Ketika Anak Jadi 'Bos Kecil', Adakah yang Salah?

Nurvita Indarini - detikHealth
Foto: Ilustrasi/Thinkstock Foto: Ilustrasi/Thinkstock
Jakarta - Bagi orang tua, anak-anak adalah harta yang tak ternilai. Tak heran apapun yang diminta anak, orang tua berupaya untuk memberikannya. Bahkan sebutan 'bos kecil' untuk sang anak pun disematkan sebagai panggilan sayang.

Menurut psikolog anak dan remaja Ratih Zulhaqqi dari RaQQi Consulting, anak memiliki karakter yang unik. Sebab mereka memiliki kemampuan manipulatif yang cukup tinggi sehingga bisa mengontrol lingkungannya.

"Anak dikatakan manja kalau semua hal untuk dia, karena dia pegang kontrol yang tinggi dan jadi penuntut yang hebat," tutur Ratih dalam perbincangan dengan detikHealth dan ditulis pada Selasa (30/6/2015).

Baca juga: Orang Tua Boleh Saja Manjakan Anak, Tapi Sejauh Mana Batasnya?

Biasanya, anak-anak yang seperti ini merupakan anak yang menjadi pusat perhatian keluarga. Misalnya anak pertama, cucu pertama, anak tunggal, satu-satunya anak laki-laki atau satu-satunya anak perempuan.

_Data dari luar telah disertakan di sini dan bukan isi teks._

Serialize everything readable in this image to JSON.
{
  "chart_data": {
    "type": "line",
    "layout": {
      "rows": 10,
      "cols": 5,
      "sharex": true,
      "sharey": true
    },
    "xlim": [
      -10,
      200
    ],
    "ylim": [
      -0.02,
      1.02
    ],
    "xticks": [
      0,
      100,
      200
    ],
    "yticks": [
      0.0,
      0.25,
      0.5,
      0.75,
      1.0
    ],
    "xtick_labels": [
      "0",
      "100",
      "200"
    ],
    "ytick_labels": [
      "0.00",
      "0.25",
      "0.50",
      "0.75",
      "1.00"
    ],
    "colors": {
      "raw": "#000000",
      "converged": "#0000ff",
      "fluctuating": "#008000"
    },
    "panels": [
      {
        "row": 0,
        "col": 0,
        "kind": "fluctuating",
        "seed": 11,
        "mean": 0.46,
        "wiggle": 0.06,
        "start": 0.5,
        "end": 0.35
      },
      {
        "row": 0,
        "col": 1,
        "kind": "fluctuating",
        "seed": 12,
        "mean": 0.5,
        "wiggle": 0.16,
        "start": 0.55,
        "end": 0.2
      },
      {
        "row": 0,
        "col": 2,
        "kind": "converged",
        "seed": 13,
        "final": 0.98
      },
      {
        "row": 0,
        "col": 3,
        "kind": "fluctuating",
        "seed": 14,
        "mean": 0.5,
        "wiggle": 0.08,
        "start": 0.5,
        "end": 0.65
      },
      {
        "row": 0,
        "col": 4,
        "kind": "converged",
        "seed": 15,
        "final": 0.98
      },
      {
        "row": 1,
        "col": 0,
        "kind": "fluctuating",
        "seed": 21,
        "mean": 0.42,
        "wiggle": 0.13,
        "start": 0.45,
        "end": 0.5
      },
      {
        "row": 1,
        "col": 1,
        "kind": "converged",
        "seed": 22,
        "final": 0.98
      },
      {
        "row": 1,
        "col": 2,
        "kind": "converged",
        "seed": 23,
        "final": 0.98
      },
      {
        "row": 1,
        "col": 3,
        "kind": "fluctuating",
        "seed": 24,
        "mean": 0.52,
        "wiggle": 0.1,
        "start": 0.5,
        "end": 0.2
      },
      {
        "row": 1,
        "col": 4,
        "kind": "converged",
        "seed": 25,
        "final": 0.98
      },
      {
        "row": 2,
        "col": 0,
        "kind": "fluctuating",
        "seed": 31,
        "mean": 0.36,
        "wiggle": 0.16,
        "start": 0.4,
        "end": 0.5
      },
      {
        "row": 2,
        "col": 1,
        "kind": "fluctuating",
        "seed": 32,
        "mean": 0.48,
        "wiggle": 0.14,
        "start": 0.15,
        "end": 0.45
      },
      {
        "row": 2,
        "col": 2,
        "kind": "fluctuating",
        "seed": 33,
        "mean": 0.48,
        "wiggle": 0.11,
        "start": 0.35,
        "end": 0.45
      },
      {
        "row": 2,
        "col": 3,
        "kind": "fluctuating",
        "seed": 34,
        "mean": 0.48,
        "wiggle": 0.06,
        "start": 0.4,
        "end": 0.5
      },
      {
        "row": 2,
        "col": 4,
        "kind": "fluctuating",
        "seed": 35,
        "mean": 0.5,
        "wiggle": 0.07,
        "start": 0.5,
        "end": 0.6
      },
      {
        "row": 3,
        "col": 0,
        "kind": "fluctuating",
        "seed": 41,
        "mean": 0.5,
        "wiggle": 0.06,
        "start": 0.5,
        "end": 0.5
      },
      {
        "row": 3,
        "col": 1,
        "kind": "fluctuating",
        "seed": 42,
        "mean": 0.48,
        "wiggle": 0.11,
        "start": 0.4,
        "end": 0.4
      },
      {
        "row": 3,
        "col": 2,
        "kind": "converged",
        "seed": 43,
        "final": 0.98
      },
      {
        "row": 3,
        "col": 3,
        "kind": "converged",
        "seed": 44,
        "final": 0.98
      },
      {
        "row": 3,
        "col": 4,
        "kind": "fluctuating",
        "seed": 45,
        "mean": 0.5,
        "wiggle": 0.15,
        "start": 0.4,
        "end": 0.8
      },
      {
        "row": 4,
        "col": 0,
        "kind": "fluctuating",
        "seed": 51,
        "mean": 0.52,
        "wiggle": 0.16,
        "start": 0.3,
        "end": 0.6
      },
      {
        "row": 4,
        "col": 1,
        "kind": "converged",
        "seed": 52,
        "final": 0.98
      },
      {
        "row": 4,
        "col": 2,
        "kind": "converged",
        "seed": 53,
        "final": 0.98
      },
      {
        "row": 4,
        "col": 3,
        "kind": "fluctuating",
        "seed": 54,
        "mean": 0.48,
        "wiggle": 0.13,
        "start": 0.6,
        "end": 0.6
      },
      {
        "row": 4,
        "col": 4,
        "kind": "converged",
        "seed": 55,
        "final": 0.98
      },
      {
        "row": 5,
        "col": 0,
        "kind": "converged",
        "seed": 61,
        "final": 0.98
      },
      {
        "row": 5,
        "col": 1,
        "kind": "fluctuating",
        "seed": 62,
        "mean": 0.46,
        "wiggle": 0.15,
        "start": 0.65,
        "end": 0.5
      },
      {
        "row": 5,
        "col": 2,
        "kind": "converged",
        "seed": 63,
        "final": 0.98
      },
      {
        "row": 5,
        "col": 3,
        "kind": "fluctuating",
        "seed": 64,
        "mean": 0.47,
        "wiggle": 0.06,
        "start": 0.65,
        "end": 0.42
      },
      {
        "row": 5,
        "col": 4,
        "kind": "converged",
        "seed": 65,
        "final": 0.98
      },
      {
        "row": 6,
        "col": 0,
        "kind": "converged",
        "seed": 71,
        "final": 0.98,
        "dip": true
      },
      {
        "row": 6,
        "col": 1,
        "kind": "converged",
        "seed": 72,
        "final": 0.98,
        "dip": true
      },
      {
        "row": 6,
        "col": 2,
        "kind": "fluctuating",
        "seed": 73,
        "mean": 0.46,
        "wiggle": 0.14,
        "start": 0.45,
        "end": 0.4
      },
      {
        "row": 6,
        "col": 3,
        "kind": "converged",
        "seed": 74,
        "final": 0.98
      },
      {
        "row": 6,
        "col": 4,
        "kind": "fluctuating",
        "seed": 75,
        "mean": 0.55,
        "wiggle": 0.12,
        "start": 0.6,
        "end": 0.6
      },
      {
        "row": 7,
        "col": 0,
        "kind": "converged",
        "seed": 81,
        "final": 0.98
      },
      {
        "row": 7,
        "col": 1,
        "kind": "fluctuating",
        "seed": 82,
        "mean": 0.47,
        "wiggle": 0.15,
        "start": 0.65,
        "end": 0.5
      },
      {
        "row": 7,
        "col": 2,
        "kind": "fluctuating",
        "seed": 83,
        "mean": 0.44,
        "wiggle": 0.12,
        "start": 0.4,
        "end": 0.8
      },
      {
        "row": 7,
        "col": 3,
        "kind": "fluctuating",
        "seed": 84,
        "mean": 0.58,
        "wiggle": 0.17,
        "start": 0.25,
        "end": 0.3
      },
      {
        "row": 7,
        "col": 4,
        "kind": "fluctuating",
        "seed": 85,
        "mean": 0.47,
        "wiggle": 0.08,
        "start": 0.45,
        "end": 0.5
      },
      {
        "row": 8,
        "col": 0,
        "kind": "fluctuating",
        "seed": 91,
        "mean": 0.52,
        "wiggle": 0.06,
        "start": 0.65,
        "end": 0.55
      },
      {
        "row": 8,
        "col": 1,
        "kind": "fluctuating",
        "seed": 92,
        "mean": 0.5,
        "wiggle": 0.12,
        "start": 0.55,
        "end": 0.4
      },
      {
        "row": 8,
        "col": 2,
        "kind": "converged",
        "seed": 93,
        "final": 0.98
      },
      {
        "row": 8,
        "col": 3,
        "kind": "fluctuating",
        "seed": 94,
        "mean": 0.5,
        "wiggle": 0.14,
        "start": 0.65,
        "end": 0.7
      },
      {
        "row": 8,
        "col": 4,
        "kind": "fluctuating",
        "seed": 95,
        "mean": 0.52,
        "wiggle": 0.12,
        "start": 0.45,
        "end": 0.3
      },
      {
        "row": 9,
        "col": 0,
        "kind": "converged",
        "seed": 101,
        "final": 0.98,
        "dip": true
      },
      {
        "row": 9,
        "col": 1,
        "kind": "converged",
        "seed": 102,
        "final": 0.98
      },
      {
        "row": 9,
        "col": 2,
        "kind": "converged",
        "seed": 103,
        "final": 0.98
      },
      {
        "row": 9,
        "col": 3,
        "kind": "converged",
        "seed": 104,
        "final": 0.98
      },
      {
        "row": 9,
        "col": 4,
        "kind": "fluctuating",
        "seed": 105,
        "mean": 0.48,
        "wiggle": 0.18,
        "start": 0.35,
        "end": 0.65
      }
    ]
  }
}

Terkadang, lanjut perempuan berkerudung ini, ketika anak kecil memiliki banyak keinginan dan bisa menyampaikan kepada orang tuanya dianggap lucu. Misalnya ketika anak usia balita sudah bisa memilih baju dan makanan yang diinginkannya, orang tua menganggap hal itu lucu dan hebat. Karena terpesona dengan kelucuan itu, semua yang diinginkan anak pun dipenuhi dengan mudahnya. Alhasil jadi kebablasan dan orang tuanya pun kerepotan menghadapinya.

"Saya pernah menemui anak 5 SD yang disebut little boss banget. Semua hal dia yang tunjuk. Dia milih sekolah di rumah karena kalau sekolah di luar panas. Sampai sering pindah sekolah karena dia merasa tidak cocok. Untuk semua fasilitas, dia maunya yang first class," tutur Ratih.

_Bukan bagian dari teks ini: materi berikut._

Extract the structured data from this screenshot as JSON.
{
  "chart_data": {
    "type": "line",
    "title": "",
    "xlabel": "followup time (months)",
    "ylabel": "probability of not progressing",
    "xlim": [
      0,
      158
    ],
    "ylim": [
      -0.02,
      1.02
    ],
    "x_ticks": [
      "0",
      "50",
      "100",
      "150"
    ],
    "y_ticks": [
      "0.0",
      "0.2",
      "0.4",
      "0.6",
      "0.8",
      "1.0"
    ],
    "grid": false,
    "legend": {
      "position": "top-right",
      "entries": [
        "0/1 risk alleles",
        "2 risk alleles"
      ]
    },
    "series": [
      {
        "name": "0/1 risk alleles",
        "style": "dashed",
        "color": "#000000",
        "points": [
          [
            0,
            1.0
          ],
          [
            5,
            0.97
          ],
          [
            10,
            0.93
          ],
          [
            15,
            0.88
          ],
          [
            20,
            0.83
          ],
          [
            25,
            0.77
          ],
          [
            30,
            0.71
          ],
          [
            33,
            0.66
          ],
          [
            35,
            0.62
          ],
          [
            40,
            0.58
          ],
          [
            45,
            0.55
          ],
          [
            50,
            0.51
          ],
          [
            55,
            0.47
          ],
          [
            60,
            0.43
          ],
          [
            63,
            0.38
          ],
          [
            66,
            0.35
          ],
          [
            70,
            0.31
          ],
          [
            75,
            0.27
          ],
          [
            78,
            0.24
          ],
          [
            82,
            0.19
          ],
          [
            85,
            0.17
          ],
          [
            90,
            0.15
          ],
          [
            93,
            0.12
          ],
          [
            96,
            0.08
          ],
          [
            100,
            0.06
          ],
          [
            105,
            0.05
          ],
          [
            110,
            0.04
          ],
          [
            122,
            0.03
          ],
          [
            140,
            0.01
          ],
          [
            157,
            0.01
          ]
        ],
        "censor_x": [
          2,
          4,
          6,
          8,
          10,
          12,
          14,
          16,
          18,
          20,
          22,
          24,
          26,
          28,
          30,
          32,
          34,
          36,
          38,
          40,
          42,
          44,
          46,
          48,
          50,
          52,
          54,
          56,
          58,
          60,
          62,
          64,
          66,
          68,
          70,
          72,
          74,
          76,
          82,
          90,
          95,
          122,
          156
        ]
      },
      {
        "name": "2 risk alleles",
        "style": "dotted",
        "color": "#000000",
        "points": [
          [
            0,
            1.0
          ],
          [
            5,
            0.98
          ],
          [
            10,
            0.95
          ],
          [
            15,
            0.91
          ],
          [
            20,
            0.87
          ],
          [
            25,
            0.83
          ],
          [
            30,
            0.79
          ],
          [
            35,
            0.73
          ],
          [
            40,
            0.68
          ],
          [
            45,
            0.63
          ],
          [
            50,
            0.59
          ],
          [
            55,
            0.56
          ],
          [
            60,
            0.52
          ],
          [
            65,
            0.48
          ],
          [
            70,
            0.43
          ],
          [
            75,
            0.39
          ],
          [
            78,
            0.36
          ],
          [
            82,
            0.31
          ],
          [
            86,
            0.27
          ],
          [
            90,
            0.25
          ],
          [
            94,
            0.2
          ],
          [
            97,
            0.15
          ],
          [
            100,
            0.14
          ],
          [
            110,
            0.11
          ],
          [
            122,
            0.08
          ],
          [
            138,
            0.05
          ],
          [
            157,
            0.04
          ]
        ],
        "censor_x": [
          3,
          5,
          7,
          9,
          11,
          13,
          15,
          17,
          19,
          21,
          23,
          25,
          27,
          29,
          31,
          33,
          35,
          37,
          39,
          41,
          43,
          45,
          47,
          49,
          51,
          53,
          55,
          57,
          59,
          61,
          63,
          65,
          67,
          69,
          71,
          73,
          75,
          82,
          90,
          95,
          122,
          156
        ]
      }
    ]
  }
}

Baca juga: Ini yang Dilakukan Choky Sitohang Agar Anaknya Tak Jadi Anak Manja

Untuk mengatasi perilaku seperti ini pada anak-anak, maka harus ditanamkan perilaku baru. Karena sudah terbiasa dengan perilaku lama yang dianggap enak dan nyaman, tentu bukan perkara mudah untuk menanamkan perilaku baru tersebut.

"Jadi pelan-pelan fasilitas untuknya dikurangi, sambil diberi pengertian. Keberhasilannya bergantung pada bagaimana orang tua menstimulasinya. Bisa kok ini ditangani," ucap Ratih.